22 octobre 2015

Tout s'explique

Servier reconnu responsable dans le scandale du Mediator

Cette décision est-elle une première ?

Le tribunal de grande instance de Nanterre a reconnu aujourd’hui la responsabilité civile du laboratoire Servier dans l’affaire du Mediator. Il examinait les demandes d’indemnisation de deux malades. Il s’agissait du premier procès civil dans cette affaire. La justice a établi que l’entreprise avait sciemment laissé sur le marché un médicament « défectueux ». Le Mediator a été utilisé par cinq millions de personnes de 1976 à son retrait de la vente en 2009. Il est à l’origine de lésions des valves cardiaques et d’hypertension pulmonaire, une pathologie incurable. Une expertise judiciaire de 2013 l’accuse d’avoir causé la mort de plusieurs centaines de personnes. Le Mediator a d’abord été prescrit contre l’excès de graisses dans le sang, puis comme traitement pour les diabétiques en surpoids.
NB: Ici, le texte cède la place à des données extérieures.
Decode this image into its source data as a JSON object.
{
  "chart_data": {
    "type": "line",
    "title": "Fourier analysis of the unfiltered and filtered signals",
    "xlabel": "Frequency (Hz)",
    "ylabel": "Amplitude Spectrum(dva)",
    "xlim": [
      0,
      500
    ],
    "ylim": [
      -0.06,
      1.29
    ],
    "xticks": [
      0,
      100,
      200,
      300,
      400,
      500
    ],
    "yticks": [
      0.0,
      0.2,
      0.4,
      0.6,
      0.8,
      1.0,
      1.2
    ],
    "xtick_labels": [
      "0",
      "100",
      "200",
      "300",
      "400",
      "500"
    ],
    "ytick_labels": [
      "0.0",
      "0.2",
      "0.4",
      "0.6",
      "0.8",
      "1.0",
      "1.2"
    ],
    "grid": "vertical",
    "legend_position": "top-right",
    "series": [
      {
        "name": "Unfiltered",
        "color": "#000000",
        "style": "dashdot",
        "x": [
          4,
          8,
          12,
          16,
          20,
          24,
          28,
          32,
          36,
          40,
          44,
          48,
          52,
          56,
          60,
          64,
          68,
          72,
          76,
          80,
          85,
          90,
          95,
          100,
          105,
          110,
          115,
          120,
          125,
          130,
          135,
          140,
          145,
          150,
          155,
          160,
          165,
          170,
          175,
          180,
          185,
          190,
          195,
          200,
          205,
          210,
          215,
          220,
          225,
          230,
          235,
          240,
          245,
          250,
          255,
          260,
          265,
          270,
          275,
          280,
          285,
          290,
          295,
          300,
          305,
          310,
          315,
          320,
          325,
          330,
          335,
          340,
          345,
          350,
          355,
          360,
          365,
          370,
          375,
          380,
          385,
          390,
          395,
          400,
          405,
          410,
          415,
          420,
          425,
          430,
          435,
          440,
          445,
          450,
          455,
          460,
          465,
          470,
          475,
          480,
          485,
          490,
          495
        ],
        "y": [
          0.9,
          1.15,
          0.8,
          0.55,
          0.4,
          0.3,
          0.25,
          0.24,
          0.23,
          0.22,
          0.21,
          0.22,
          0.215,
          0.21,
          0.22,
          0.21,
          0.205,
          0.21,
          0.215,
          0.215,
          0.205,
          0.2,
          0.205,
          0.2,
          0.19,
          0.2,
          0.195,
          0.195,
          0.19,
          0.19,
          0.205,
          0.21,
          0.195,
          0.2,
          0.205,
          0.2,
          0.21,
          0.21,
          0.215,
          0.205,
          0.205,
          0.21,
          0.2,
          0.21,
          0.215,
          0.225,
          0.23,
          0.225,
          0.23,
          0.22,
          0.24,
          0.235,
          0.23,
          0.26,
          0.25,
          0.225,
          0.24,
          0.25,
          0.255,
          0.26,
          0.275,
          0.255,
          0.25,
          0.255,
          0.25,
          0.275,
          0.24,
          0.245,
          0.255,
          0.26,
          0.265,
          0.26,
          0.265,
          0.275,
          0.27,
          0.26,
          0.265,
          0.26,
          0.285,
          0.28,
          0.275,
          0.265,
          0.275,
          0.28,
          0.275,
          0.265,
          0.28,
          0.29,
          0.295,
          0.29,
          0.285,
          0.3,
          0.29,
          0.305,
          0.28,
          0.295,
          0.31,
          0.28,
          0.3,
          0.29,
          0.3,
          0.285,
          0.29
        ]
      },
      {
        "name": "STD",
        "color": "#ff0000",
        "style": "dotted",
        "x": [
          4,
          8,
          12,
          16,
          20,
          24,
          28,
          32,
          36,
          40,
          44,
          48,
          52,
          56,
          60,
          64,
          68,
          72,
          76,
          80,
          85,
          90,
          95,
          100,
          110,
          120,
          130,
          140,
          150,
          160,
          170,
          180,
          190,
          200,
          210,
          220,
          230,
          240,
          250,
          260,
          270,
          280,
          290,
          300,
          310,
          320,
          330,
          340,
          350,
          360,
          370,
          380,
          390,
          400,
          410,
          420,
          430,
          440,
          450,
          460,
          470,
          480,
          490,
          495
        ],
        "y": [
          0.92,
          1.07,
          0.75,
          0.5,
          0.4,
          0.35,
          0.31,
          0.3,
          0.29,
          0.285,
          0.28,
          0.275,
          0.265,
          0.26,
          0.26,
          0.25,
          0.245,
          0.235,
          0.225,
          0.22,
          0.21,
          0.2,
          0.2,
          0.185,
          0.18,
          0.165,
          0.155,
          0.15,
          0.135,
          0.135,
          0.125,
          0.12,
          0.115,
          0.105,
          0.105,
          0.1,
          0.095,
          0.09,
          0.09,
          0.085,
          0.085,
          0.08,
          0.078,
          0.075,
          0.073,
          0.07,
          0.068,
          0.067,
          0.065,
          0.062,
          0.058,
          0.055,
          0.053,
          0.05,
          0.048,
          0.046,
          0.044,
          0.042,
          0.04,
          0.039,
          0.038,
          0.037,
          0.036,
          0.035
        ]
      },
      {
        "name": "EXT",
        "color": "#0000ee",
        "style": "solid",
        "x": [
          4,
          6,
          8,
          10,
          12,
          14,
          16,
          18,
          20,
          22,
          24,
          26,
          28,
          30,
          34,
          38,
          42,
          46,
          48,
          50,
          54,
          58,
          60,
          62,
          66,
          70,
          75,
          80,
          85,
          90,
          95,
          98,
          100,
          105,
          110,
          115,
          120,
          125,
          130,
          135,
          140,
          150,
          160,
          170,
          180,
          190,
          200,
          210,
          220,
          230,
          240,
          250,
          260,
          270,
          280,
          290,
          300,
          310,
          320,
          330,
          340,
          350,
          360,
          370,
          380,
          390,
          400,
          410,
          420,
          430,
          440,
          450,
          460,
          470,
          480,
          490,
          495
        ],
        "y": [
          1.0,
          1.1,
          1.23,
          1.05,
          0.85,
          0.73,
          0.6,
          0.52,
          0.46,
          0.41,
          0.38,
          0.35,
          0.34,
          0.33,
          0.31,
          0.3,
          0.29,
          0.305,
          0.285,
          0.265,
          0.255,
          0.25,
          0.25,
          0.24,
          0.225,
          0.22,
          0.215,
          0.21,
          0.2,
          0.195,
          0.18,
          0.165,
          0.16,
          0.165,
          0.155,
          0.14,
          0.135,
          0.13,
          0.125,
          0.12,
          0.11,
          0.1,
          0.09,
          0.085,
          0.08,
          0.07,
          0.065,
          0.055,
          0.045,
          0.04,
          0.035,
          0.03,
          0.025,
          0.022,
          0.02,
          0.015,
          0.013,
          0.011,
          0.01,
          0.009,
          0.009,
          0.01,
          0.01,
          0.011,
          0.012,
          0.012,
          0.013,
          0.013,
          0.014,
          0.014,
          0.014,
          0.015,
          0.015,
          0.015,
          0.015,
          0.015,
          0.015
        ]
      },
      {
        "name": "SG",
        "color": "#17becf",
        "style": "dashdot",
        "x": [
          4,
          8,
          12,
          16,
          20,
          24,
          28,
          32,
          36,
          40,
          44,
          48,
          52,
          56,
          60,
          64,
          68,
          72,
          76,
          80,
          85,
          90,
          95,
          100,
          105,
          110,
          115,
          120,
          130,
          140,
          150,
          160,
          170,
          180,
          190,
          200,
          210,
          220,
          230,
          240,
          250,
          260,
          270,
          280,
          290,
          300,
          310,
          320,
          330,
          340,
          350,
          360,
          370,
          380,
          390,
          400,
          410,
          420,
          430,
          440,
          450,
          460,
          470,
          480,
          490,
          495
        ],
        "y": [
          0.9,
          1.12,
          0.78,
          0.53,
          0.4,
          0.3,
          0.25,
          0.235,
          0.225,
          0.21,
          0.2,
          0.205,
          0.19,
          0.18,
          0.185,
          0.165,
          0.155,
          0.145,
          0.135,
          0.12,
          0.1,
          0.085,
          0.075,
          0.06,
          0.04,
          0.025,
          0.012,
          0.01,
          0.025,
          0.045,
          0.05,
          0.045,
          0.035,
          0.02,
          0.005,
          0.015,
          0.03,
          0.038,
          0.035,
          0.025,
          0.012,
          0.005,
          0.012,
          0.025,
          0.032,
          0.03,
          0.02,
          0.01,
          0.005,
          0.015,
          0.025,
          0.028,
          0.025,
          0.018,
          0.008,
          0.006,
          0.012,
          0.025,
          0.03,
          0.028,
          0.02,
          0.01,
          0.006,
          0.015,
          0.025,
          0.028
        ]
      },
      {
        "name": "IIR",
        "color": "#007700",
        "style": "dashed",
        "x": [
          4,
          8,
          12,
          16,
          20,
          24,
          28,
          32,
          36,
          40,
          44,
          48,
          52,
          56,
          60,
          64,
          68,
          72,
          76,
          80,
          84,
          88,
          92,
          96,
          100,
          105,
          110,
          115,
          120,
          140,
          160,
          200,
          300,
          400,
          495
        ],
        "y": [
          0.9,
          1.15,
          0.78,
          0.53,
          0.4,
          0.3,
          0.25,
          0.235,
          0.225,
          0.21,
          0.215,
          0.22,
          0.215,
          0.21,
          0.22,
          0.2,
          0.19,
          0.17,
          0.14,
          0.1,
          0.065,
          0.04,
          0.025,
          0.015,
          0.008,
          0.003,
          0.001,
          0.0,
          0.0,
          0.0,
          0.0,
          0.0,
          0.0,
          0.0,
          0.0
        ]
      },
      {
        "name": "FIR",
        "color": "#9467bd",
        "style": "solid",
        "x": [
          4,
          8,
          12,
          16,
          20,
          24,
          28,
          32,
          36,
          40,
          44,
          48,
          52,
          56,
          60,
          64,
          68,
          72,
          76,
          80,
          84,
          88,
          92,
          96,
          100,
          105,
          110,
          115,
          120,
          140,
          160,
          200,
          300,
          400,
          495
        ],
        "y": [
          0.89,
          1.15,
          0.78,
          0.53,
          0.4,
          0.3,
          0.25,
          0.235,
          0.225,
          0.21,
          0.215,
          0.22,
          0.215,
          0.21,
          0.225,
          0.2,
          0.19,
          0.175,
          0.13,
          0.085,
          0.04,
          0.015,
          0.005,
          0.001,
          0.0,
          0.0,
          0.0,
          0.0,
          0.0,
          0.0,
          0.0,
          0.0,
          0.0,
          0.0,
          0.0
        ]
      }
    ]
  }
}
Qu’ont obtenu les victimes depuis le début de l’affaire ?

Les deux plaignants réclamaient respectivement 125 000 et 900 000 euros de réparations. Servier devra leur verser 10 000 et 27 000 euros. Certaines victimes ont choisi de passer un accord à l’amiable avec le laboratoire pour recevoir une indemnisation en échange d’un renoncement aux poursuites. 1 500 patients ont déjà reçu une offre, engendrant un coût de 14 millions d’euros pour Servier. Le laboratoire a annoncé hier qu’une provision de 70 millions d’euros supplémentaires avait été inscrite dans les comptes 2015 pour les diverses procédures en cours. Ce montant ne tient pas compte d’une éventuelle sanction au pénal, mais aucun procès n’est encore programmé, l’enquête étant toujours en cours.

Qu’a-t-il été fait pour éviter qu’un nouveau cas se produise ?

L’Assemblée nationale a adopté fin 2011 une loi destinée à empêcher la réédition d’un scandale comme celui du Mediator. Le texte impose aux responsables et experts des autorités sanitaires de déposer et actualiser tous les cinq ans une déclaration publique d’intérêts sur leurs liens présents ou récents avec l’industrie pharmaceutique. Cinq anciens membres de la Commission d’autorisation de mise sur le marché, dépendant de l’agence nationale chargée de la sécurité sanitaire, sont soupçonnés de conflit d’intérêts et mis examen depuis 2013. La loi protège également de toute sanction un professionnel de santé qui alerterait les autorités sur la nocivité d’un médicament. Enfin, les commerciaux des laboratoires ne peuvent plus présenter de nouveaux produits aux hôpitaux en présence d’un seul praticien.